Soil hydrothermal modeling in a dry alpine agricultural zone: The effect of soil airflow

Abstract

Acquiring soil hydrothermal information using process-based models is important for agricultural management in dry alpine regions where in situ data collection is difficult. However, few modeling studies have considered the soil airflow transport mechanism for arid regions especially, the presence of dry airflow in soil can affect water and heat transport. Here, we adopt an airflow-coupling hydrological model, Simultaneous Transfer of Energy, Mass, and Momentum in Unsaturated Soil (STEMMUS), to simulate soil hydrothermal processes and evapotranspiration dynamics in a dry farmland on the Tibetan Plateau (TP). The effect of airflow on the simulations was carefully assessed. Our results suggested that STEMMUS can reliably capture daily observations—the average values for the index of agreement (d) in the 20–100 cm soil profile were 0.94 for soil temperature, 0.83 for soil moisture, 0.72 for soil evaporation and 0.83 for crop evapotranspiration, respectively, during the validation period.
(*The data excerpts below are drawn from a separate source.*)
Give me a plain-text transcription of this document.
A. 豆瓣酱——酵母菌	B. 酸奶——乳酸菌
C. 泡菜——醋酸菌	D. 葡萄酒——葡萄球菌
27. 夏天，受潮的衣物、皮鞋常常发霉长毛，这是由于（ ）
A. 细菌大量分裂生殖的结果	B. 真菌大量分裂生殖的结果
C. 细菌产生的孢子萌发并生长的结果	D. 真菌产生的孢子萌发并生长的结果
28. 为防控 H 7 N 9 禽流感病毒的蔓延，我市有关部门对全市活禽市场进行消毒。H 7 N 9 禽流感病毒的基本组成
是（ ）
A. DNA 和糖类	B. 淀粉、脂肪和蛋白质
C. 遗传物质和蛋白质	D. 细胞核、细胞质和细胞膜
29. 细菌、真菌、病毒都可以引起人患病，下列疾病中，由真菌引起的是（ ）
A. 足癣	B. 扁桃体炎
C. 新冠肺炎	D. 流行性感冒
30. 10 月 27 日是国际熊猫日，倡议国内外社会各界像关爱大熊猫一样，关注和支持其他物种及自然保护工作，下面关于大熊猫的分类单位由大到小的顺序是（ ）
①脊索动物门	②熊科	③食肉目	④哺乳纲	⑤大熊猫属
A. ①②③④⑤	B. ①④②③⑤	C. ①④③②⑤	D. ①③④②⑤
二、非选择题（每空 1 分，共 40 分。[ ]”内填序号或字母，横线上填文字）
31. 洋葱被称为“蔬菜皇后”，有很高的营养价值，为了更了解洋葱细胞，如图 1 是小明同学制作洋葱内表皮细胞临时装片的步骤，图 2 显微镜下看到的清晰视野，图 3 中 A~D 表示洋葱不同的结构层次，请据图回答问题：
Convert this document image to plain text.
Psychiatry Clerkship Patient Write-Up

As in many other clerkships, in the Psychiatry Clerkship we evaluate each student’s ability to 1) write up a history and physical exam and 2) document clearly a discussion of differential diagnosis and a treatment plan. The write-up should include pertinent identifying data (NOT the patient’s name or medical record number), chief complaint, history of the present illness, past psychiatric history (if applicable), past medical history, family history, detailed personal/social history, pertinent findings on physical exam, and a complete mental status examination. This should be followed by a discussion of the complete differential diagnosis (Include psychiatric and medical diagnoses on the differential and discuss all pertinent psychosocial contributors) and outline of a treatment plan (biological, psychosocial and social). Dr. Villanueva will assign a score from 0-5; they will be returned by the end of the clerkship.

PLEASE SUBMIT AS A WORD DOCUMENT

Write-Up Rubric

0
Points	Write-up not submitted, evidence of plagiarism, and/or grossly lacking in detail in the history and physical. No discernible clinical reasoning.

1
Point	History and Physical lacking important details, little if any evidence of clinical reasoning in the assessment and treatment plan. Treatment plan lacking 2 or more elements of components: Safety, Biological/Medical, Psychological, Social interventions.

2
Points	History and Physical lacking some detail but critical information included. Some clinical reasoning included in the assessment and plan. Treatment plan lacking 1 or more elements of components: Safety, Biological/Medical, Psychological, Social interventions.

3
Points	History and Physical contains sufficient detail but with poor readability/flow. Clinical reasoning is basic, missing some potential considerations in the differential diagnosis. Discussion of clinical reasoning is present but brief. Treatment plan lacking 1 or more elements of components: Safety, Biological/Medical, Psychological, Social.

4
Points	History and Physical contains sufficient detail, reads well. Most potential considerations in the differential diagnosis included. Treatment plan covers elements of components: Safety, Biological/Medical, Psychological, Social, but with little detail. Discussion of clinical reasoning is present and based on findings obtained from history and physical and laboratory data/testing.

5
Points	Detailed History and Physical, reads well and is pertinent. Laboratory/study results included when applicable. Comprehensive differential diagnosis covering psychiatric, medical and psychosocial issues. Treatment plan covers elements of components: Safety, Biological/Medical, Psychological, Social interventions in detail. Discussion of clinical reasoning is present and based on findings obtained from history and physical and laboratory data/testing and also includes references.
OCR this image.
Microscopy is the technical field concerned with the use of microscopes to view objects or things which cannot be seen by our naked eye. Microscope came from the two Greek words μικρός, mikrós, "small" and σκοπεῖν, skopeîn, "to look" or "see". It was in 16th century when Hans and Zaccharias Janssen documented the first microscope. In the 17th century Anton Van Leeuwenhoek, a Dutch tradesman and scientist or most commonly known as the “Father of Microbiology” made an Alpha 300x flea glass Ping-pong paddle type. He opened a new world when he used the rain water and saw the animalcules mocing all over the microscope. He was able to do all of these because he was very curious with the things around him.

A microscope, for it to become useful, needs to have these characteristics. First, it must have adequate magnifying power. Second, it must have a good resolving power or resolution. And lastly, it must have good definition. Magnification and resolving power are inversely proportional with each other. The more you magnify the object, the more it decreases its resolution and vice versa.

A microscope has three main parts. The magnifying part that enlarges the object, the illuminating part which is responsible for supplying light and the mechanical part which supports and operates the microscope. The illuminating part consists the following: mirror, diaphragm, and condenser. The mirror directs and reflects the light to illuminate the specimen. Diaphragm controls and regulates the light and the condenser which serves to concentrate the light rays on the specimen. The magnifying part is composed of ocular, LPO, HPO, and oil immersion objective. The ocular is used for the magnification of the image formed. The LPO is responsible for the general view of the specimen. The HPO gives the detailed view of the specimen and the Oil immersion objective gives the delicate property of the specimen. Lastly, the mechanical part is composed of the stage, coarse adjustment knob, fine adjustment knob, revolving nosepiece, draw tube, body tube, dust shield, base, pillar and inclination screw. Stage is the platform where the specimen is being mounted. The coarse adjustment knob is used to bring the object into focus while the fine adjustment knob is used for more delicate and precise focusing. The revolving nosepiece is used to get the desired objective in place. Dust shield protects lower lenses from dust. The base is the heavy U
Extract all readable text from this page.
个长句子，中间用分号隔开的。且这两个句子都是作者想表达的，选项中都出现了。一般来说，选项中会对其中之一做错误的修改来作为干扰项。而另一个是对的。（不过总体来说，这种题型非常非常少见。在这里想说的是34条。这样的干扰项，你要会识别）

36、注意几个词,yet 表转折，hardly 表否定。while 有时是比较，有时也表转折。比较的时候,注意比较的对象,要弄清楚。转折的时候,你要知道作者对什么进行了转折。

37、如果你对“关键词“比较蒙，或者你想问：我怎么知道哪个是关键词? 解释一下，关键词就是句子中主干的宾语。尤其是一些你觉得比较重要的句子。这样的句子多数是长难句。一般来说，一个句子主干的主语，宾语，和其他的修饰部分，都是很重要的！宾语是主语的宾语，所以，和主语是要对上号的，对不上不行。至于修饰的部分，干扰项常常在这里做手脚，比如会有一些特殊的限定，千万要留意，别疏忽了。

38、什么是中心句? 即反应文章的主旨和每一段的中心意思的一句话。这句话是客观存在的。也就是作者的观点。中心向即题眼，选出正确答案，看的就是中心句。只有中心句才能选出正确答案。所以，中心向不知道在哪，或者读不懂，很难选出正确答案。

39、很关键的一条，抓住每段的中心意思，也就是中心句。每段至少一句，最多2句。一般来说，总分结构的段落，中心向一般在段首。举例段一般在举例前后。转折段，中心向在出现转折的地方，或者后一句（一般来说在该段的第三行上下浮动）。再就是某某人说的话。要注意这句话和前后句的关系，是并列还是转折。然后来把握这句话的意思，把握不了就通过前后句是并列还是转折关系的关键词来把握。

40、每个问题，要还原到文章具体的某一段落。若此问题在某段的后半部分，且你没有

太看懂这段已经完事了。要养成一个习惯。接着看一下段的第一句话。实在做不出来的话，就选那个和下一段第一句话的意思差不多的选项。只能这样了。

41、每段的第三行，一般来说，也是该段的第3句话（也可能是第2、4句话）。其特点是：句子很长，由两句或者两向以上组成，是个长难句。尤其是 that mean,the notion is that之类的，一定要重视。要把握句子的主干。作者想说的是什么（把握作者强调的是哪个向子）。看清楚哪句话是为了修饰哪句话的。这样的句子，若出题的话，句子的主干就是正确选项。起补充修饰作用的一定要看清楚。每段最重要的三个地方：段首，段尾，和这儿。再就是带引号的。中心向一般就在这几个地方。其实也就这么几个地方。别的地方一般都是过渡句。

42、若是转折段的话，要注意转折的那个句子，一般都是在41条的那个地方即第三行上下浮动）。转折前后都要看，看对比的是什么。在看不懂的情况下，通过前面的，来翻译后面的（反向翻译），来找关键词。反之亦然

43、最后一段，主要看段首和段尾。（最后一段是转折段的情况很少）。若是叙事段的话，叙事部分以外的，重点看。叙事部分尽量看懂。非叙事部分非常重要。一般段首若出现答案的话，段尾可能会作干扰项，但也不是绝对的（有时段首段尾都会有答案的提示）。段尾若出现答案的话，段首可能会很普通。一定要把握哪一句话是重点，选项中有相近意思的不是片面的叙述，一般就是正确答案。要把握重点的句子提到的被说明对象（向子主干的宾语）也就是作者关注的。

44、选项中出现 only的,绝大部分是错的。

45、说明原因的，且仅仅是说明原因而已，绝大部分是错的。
The impacts of considering airflow transport occurred when water inputs reached 22.8 mm, showing a positive relationship with increasing precipitation/irrigation. Incorporating airflow in the model showed minor differences but basically improved the modeling precision for soil moisture (reduction in root mean squared error (RMSE) values ranging from 0 to 95.9%), evapotranspiration (reduction in RMSE values ranging from 0 to 97.8%) and evaporation (reduction in RMSE values ranging from 0 to 99.3%) following rainfall/irrigation events. These findings provide sights into the role of airflow in the complex soil physical processes, and highlight that rainfall/irrigation inputs are a major factor affecting simulations when airflow is considered.